Wynn also said he would share the corporate tax benefits with employees by raising wages or giving bonuses. He did not state an exact amount or if all U.S. employees would be eligible.
Shares of Wynn Resorts surge in part on the news, boosting the value of Wynn’s stake by about $200 million. Wynn shares rose $15.59, or 8.68 percent to close at $195.23, the highest in more than three years. They edged up again after hours.
Las Vegas will be on of the biggest beneficiaries of the tax break, Wynn told the investment community. Individuals and companies will now have more money to spend on recreation and meetings in the U.S. gaming capital.
“I am not trying to sound like a Republican commercial, but I am happy to do one,’’ said Wynn, who was named finance chairman of the Republican National Committee in early 2017.
The accord between the two is relatively new. About a decade ago, Wynn, then head of Mirage Resorts, clashed with Trump over plans to build a Las Vegas-style casino in the Marina District of Atlantic City.
Wynn’s praise for Trump on the call Monday was matched by his tongue-lashing for the policies of former U.S. President Barack Obama.
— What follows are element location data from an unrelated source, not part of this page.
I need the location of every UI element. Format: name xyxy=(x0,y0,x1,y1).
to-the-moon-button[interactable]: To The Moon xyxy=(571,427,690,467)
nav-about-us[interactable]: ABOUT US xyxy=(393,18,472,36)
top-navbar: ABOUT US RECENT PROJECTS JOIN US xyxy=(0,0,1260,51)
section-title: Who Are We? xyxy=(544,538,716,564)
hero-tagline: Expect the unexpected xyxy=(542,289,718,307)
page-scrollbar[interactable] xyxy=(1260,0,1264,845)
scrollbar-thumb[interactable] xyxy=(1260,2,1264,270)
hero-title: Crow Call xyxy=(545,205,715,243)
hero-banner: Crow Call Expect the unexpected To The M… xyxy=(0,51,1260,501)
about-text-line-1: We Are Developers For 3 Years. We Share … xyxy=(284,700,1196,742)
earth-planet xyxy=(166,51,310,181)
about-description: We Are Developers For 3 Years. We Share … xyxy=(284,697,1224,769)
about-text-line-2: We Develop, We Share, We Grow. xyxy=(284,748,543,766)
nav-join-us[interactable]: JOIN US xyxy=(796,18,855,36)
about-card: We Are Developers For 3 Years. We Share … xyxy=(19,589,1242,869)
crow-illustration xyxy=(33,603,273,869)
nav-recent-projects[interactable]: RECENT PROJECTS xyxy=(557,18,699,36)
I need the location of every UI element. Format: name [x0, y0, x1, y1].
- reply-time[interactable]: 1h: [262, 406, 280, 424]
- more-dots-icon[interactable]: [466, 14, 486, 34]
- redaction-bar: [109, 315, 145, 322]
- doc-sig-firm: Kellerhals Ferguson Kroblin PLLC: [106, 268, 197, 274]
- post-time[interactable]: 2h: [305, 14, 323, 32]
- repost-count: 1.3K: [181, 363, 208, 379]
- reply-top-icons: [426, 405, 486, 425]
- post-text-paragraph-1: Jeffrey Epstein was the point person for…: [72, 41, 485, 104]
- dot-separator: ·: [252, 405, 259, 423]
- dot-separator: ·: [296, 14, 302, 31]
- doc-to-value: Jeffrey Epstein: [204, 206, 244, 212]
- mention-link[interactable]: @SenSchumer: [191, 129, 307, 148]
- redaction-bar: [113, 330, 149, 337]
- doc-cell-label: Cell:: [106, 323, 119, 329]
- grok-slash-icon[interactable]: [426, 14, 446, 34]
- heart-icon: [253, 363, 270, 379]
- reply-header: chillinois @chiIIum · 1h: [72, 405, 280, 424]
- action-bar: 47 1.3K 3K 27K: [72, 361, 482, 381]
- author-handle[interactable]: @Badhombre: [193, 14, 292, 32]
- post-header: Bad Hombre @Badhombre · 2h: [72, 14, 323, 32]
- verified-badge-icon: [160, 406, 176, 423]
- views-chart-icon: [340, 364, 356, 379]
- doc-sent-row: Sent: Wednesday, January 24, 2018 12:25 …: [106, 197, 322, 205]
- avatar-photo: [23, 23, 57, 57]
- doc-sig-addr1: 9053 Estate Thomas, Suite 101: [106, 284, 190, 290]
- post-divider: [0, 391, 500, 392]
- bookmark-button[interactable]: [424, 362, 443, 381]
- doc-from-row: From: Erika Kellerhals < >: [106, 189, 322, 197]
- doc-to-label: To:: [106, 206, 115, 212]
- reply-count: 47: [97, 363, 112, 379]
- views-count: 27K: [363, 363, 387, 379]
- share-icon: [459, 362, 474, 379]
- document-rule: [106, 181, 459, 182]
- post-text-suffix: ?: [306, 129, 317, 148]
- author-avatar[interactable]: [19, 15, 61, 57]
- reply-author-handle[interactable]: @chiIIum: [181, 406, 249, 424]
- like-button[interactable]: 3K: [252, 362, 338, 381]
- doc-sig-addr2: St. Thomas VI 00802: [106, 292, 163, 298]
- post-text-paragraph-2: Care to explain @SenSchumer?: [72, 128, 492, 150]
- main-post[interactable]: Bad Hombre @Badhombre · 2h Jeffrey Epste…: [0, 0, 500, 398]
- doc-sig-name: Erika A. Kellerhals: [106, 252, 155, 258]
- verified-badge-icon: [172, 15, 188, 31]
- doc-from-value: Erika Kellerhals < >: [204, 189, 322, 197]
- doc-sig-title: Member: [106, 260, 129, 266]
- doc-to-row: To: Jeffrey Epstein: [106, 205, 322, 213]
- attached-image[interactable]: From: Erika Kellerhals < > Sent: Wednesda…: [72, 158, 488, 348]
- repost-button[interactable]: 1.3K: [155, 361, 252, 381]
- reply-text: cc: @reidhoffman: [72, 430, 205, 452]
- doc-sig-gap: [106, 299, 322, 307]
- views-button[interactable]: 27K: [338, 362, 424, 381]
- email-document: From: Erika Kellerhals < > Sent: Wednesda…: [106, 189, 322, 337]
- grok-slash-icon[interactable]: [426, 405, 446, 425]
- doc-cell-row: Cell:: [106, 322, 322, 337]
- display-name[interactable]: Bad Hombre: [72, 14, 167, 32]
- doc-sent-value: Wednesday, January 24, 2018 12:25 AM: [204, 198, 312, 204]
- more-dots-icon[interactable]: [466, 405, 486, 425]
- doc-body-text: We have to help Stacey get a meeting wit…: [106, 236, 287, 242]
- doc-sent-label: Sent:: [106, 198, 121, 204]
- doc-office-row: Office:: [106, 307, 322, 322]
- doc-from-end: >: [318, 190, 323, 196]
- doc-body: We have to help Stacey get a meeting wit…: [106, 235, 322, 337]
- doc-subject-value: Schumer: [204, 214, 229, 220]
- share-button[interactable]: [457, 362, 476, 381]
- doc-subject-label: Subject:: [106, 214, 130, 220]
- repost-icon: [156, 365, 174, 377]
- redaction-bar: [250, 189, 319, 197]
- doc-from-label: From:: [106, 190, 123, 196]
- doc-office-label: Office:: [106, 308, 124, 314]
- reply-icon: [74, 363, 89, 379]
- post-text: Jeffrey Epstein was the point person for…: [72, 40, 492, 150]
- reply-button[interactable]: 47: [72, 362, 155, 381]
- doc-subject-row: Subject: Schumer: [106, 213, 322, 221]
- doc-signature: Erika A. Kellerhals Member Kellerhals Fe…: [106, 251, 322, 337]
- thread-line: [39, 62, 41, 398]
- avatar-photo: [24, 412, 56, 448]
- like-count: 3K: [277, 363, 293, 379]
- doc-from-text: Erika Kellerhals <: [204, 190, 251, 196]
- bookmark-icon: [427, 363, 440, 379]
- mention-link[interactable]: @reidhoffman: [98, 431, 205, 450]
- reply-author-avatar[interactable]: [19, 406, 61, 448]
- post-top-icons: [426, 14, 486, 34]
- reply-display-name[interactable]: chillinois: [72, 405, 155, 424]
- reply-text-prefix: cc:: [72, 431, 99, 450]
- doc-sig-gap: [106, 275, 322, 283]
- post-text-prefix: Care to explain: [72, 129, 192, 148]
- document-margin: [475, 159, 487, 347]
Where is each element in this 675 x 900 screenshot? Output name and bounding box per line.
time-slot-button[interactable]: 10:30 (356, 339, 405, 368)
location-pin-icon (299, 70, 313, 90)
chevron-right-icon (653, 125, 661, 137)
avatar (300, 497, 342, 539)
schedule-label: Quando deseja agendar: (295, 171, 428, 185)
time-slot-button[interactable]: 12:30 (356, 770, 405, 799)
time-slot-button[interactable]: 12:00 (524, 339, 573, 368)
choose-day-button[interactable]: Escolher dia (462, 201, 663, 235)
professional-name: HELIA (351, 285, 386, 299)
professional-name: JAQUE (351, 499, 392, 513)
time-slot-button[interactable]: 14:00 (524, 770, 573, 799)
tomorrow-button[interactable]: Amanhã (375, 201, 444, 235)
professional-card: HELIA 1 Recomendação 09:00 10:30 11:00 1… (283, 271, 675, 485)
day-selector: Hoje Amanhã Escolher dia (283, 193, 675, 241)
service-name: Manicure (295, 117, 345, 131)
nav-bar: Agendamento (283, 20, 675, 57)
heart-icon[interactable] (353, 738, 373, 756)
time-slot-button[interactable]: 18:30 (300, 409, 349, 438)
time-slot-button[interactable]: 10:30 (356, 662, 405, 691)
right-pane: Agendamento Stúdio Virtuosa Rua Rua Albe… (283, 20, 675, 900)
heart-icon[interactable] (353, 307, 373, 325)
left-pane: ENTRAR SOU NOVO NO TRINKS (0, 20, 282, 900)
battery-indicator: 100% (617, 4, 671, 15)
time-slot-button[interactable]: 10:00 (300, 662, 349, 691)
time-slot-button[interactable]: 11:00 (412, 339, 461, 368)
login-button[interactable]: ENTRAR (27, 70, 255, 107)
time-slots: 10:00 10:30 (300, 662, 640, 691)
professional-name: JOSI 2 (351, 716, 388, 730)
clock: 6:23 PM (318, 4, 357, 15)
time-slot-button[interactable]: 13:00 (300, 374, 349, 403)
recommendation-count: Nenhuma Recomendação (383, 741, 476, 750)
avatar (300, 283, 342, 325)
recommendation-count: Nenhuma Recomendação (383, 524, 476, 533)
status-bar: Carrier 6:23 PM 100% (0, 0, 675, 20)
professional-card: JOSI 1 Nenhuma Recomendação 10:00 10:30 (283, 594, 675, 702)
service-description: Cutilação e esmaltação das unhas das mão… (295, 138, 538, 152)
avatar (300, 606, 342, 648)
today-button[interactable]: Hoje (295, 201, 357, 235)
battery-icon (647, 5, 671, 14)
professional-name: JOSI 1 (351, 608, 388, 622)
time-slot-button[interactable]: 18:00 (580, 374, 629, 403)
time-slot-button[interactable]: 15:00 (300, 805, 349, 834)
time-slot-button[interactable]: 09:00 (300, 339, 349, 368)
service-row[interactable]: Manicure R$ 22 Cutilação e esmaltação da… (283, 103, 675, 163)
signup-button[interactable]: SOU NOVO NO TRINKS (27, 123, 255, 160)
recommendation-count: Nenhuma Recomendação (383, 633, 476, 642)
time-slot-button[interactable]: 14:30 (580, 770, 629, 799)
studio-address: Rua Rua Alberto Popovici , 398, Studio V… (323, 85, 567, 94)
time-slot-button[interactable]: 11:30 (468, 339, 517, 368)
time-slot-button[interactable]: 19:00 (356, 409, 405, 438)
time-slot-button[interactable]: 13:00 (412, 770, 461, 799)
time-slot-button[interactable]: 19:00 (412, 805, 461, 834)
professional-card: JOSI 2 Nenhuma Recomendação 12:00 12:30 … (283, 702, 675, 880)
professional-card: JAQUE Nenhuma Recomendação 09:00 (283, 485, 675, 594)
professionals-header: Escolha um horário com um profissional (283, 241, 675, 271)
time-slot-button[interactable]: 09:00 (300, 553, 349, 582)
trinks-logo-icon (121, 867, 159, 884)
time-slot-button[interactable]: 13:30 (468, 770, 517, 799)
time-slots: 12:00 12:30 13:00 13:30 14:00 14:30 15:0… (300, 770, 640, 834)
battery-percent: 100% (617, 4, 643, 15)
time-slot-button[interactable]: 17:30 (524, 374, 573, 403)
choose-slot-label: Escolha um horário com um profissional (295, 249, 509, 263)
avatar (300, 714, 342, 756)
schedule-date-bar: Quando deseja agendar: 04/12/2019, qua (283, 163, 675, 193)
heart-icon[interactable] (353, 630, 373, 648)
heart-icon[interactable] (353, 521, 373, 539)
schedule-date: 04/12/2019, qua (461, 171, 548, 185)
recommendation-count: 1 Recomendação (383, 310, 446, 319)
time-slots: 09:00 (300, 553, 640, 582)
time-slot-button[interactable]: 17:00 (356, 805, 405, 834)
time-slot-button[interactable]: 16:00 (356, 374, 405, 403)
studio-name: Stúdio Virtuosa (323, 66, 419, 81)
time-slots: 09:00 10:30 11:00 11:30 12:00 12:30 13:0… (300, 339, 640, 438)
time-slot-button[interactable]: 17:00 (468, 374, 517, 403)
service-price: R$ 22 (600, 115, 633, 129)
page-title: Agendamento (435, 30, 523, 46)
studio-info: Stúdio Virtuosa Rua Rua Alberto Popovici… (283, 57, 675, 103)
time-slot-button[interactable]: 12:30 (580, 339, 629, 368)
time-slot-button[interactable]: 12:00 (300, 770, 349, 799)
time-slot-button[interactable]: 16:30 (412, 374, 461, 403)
“We were victimized by the wet blanket, over-regulatory repressiveness of the Obama administration. All of us out here suffered,’’ said Wynn.
“Everybody was in our face and it was impacting our ability to pay our employees,’’ he said of the Obama administration.
Obama drew the wrath of Las Vegas officials and casino executives in February 2009 when he warned companies during the depths of the Great Financial Crisis from using government bailout money to travel to the nation’s entertainment capital.
”You can’t get corporate jets, you can’t go take a trip to Las Vegas or go down to the Super Bowl on the taxpayer’s dime,” Obama said at the time during a town hall meeting in Indiana.
Several of the nation’s largest companies canceled events in Las Vegas following the remarks.